What an organization with EAA obligations should do right now
The ruling changes the headlines. It should not change your plan. Concretely:
- Don’t let anyone use this ruling as a reason to deprioritize. If your business has 10 or more employees and over €2 million in turnover, the EAA applies to you regardless of how the Auchan appeal lands. The microenterprise exemption is a tiny-business carve-out, not a threshold of convenience, and a French domestic-law dispute doesn’t touch the EU-level obligation.
- Stop trusting your own accessibility statement as evidence. A self-declared RGAA or WCAG conformance percentage is a claim. The enforcement risk lives in the gap between that claim and what an independent audit finds. If your statement says 70% and you’ve never had an independent test, you don’t know your number – you know your vendor’s number.
- Audit against EN 301 549 / WCAG 2.2, and test with real assistive technology. The associations’ case was built on testing by actual screen reader users, not an automated scan. Automated tools catch a fraction of real barriers. The retailers in this case had statements on file and still failed on the journeys that matter – product browsing, cart, checkout.
- Prioritize the transactional journeys. Every enforcement action so far targets the flows where exclusion does real harm: finding a product, adding it to a cart, completing a payment. That’s where the legal and ethical risk concentrates, and where remediation buys the most.
- Build a record, not a snapshot. The pattern across every European authority mirrors the post-GDPR year: regulators escalate hardest against organizations with no evidence of monitoring. A one-off audit and a static statement carry little weight. Demonstrating that issues are known, tracked, prioritized, and improved over time is the position that protects you.

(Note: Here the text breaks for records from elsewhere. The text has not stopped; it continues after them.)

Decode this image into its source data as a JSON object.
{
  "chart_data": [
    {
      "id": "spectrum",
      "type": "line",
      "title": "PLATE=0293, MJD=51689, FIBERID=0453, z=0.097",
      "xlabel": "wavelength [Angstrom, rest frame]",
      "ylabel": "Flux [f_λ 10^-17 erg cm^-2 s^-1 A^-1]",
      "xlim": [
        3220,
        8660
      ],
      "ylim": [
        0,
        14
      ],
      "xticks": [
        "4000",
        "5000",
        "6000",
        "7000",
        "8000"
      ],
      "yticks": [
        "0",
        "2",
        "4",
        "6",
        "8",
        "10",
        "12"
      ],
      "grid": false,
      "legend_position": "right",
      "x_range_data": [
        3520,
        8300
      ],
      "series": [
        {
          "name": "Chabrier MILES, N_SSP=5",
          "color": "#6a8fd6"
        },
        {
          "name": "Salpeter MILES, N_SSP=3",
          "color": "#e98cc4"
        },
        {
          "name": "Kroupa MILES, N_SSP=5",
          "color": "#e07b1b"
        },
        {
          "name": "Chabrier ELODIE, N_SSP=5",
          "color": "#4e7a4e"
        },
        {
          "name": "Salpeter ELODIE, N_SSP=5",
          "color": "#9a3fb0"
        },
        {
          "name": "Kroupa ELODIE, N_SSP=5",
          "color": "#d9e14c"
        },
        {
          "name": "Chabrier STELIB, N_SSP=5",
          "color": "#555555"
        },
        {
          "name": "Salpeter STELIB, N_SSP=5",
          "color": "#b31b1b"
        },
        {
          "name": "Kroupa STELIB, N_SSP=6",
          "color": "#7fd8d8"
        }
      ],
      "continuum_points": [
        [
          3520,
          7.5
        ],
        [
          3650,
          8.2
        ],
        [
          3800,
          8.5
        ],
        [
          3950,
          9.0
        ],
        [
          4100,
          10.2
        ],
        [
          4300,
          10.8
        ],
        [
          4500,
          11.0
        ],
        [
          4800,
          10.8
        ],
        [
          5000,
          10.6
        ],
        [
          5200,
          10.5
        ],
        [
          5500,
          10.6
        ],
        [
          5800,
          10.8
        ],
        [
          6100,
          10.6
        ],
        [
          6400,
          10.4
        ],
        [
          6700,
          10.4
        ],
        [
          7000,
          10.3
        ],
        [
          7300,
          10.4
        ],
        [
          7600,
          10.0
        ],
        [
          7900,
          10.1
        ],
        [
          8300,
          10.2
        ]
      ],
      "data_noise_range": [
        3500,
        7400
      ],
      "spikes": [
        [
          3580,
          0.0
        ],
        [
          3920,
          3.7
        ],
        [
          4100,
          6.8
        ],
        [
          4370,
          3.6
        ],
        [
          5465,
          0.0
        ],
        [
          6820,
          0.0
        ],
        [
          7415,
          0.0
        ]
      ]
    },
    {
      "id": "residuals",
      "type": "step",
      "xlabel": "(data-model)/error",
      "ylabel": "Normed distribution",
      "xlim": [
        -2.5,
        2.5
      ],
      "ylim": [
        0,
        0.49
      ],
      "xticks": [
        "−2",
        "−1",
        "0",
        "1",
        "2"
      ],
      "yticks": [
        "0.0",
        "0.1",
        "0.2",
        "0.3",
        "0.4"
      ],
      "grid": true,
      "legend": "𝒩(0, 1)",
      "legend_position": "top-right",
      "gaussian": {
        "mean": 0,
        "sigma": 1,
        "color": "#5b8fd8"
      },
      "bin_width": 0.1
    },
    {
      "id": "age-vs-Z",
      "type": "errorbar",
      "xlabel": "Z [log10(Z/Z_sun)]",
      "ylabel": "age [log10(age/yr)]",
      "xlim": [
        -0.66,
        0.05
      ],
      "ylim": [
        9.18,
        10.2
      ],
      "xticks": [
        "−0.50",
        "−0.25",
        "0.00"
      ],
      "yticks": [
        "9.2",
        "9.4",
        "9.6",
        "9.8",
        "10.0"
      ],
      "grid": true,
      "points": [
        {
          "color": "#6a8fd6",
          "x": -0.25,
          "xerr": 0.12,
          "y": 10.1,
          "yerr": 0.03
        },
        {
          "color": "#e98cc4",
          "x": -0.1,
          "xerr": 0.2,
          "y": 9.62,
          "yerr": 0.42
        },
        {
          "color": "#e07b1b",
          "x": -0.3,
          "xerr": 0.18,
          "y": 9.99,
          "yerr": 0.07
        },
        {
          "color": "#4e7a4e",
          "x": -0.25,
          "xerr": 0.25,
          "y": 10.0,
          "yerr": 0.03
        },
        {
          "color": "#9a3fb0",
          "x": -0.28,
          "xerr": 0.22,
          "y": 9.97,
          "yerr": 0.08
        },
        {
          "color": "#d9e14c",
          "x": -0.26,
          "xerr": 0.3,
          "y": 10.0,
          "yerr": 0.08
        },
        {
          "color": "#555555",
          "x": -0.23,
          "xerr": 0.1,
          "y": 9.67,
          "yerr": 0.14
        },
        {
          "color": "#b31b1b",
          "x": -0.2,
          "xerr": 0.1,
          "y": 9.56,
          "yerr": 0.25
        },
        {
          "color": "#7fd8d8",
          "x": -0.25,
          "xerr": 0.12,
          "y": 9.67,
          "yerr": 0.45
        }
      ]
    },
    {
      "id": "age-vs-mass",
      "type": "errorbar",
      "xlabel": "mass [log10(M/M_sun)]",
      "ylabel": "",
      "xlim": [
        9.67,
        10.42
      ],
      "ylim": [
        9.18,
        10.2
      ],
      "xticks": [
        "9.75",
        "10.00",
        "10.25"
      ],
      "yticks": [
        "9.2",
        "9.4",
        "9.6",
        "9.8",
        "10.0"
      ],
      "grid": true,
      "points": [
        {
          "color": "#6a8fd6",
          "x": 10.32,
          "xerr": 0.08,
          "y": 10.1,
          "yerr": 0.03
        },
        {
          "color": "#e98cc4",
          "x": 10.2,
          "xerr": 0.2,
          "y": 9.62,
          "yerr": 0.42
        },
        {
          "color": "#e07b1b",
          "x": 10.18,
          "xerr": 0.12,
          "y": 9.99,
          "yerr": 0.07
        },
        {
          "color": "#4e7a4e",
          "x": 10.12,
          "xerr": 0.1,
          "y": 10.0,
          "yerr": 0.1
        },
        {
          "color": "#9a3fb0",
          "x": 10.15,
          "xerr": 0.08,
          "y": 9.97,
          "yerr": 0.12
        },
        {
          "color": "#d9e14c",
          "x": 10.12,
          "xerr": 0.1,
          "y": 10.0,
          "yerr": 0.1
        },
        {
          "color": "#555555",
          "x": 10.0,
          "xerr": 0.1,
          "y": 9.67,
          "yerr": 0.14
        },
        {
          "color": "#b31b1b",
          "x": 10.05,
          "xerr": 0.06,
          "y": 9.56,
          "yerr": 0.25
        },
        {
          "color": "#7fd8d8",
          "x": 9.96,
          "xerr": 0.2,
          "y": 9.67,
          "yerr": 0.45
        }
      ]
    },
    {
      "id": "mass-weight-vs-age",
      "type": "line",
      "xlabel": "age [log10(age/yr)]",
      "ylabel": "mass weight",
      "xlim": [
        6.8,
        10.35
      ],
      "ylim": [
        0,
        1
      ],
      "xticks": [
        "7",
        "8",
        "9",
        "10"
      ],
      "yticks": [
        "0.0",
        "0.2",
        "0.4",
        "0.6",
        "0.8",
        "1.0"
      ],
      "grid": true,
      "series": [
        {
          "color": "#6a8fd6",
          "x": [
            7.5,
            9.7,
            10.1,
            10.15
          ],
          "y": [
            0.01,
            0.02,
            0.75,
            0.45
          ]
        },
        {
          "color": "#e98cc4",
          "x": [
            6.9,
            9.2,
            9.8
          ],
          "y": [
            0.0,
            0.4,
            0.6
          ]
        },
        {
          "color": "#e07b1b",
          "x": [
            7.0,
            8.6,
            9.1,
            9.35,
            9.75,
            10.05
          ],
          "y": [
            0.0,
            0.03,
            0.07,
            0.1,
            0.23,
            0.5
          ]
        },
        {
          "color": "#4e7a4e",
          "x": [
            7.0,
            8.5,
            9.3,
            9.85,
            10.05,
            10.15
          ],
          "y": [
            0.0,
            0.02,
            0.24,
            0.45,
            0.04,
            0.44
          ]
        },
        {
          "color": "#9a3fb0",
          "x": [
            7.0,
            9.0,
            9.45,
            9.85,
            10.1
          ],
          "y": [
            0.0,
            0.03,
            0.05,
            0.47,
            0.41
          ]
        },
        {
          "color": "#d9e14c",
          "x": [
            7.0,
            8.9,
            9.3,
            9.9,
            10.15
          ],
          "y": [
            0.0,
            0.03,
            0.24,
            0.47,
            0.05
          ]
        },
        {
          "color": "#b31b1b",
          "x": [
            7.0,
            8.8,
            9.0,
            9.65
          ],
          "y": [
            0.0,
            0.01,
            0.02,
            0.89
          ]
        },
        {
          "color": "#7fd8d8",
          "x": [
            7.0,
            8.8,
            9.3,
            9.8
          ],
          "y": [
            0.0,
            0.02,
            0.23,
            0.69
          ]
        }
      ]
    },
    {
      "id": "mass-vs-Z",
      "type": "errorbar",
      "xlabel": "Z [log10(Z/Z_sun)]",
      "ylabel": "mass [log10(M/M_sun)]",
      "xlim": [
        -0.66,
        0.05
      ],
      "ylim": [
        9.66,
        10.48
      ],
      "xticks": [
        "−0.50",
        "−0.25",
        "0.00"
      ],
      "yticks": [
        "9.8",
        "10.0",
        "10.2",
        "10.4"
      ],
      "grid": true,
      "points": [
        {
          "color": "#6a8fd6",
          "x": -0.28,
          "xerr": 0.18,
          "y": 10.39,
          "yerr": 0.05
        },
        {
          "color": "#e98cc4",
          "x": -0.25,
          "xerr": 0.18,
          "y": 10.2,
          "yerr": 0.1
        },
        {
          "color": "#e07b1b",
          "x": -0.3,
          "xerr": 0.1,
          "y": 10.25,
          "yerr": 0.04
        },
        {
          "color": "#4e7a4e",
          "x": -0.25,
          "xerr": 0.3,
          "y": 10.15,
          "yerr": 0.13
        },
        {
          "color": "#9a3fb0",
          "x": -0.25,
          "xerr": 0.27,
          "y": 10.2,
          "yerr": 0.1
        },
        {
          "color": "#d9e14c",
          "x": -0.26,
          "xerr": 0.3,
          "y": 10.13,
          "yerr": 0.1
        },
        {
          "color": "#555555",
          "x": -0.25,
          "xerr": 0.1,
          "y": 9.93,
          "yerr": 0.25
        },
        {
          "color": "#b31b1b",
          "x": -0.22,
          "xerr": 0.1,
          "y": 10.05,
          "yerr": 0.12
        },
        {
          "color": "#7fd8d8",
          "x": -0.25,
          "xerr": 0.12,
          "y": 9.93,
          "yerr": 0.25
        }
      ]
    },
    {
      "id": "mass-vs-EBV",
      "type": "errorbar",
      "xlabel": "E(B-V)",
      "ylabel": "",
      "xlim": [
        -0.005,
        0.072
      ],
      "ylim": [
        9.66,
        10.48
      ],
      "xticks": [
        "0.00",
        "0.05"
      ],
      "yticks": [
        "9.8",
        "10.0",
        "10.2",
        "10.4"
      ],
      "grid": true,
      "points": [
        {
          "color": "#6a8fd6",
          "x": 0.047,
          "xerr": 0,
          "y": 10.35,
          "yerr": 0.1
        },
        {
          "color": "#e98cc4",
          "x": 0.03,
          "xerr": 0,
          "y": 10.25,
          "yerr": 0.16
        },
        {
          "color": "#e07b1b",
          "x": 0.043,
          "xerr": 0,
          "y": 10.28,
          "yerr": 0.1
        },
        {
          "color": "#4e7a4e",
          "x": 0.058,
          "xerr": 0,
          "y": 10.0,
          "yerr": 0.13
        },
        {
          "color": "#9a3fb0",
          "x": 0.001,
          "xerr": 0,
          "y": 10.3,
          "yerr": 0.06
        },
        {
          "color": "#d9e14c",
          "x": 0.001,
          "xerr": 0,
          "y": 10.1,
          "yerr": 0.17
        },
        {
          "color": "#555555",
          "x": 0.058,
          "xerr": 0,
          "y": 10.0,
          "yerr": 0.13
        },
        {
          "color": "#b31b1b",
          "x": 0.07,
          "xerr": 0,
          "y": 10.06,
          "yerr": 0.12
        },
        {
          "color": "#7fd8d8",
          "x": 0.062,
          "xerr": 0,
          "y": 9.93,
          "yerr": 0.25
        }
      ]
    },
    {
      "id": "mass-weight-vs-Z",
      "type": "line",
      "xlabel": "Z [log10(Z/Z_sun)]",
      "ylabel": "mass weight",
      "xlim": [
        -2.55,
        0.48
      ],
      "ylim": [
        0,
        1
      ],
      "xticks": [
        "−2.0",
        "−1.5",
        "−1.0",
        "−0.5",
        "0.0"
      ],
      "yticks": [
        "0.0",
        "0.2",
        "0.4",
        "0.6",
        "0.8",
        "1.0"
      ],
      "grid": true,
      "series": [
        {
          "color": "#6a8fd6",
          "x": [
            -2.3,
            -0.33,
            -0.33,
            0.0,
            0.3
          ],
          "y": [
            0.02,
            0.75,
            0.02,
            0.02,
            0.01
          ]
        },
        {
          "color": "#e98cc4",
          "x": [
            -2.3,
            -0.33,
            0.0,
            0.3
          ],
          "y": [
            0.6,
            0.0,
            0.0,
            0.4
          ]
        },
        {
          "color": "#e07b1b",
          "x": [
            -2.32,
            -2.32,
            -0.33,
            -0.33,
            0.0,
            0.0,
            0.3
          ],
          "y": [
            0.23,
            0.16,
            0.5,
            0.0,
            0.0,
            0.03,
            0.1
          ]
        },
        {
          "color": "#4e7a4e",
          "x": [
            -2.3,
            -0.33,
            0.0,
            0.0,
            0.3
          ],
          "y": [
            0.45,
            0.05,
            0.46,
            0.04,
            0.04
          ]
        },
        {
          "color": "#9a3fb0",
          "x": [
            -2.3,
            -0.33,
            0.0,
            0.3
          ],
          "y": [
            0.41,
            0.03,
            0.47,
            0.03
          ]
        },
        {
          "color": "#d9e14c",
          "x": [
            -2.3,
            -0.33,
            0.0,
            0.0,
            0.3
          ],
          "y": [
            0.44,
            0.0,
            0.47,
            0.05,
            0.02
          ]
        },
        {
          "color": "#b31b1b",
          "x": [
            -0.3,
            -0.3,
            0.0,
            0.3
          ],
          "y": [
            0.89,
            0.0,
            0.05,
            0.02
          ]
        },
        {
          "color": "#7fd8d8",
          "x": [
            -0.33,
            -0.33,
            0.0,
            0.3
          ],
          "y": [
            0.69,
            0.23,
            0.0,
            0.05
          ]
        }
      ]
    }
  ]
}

- Don’t assume web-only. The French notices targeted apps as well as sites, and Sweden has signaled app inspections are next. If your audit stops at the website, it stops short.
The first EAA ruling found a door. It did not find an accessible website – it found the opposite, on the record, about one of France’s largest retailers. The companies that come out of 2026 in a defensible position aren’t the ones waiting to see whether the door stays open. They’re the ones who already did the work.
This article does not constitute legal advice.